25" King salmon Steampunk salmon out of Baltic birch Had a big scar in the wood by the gills once carving was complete, but does not seem to distract from the overall steampunkyness….

Thanks for looking


----------



## difalkner (Jan 3, 2012)

Excellent, as usual, Scott! The scar fits, I think.

David


----------



## TenGees (Sep 12, 2012)

Hahaha, nice how you can see the gears through the ribs.


----------



## RainMan 2.0 (May 6, 2014)

Another amazing outcome . Great paint job Scott


----------



## MEBCWD (Jan 14, 2012)

I agree with David, the scar doesn't detract from the overall look of the project and it fits into the steampunk theme.

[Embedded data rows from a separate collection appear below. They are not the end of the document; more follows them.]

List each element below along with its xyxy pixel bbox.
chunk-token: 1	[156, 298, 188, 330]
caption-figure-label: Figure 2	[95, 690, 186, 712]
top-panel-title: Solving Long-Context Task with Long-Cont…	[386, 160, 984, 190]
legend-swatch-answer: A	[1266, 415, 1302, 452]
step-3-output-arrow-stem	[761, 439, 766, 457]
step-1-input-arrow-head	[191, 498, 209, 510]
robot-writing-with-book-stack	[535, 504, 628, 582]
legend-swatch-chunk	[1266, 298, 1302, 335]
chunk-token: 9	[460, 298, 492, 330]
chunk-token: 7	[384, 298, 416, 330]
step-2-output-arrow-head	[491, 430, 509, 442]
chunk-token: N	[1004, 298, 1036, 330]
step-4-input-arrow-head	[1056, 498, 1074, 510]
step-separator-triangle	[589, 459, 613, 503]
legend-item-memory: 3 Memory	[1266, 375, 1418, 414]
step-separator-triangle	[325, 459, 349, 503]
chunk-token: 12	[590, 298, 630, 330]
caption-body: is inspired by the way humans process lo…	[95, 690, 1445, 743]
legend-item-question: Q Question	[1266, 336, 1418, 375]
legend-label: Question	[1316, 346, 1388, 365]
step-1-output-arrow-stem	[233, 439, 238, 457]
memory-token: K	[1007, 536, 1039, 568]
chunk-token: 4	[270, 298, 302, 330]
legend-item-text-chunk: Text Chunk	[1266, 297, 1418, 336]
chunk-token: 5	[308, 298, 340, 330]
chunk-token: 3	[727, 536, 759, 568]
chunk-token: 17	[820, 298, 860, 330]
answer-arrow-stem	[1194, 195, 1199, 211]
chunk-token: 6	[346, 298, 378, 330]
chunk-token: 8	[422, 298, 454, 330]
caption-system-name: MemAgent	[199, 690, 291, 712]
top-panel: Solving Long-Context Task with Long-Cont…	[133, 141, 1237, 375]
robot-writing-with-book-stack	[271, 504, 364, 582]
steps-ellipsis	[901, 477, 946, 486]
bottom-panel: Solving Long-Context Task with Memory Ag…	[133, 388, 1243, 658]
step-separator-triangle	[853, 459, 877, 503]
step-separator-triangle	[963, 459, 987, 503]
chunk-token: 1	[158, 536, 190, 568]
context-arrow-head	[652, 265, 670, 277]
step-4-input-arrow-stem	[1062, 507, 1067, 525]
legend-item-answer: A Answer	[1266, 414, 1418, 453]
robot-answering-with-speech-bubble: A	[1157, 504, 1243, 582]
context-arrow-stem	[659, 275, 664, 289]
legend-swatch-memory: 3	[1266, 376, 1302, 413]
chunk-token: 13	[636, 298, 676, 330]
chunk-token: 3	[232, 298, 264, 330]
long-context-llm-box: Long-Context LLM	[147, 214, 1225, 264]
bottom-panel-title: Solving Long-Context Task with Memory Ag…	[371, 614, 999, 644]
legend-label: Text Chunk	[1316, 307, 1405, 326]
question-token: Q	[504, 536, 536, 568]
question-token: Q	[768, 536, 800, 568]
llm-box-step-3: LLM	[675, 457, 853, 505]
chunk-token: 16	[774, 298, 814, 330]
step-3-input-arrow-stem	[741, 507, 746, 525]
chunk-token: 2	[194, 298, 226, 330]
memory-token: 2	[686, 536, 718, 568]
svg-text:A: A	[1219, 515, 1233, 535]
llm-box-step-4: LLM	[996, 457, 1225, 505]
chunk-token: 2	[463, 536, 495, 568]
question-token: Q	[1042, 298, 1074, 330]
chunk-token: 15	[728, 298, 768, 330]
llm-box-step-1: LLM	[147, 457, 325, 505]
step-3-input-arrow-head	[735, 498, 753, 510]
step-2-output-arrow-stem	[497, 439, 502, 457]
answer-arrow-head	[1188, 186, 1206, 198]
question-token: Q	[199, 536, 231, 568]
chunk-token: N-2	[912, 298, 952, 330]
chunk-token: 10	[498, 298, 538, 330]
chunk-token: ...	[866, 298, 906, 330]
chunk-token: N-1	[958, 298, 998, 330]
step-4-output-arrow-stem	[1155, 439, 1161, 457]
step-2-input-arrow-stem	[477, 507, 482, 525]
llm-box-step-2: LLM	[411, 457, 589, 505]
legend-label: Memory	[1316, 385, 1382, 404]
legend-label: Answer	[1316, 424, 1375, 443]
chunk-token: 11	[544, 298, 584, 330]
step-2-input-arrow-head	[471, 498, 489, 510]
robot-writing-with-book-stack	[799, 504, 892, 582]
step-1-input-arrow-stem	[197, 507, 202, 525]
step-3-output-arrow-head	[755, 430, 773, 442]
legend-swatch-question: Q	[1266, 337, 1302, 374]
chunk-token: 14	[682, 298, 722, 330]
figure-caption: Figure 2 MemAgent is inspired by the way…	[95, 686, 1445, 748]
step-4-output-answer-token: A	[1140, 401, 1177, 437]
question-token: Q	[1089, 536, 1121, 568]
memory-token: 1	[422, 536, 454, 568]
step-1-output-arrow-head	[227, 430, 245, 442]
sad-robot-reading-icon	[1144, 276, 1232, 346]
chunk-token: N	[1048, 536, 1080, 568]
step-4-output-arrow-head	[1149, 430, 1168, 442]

Great paint job as always, really helps add to that steampunk fell.


----------



## kp91 (Sep 10, 2004)

You definitely have the hang of this Genre, another great looking project.


----------



## DaninVan (Jan 1, 2012)

Fantastic, Scott! Like Doug said, you own this concept. 
Personally I think the scar adds character.


----------



## Scottart (Jan 8, 2015)

DaninVan said:


> Fantastic, Scott! Like Doug said, you own this concept.
> Personally I think the scar adds character.


ok than I think I did the scar on purpose... ...yeah that's it.. I planned it that way..


----------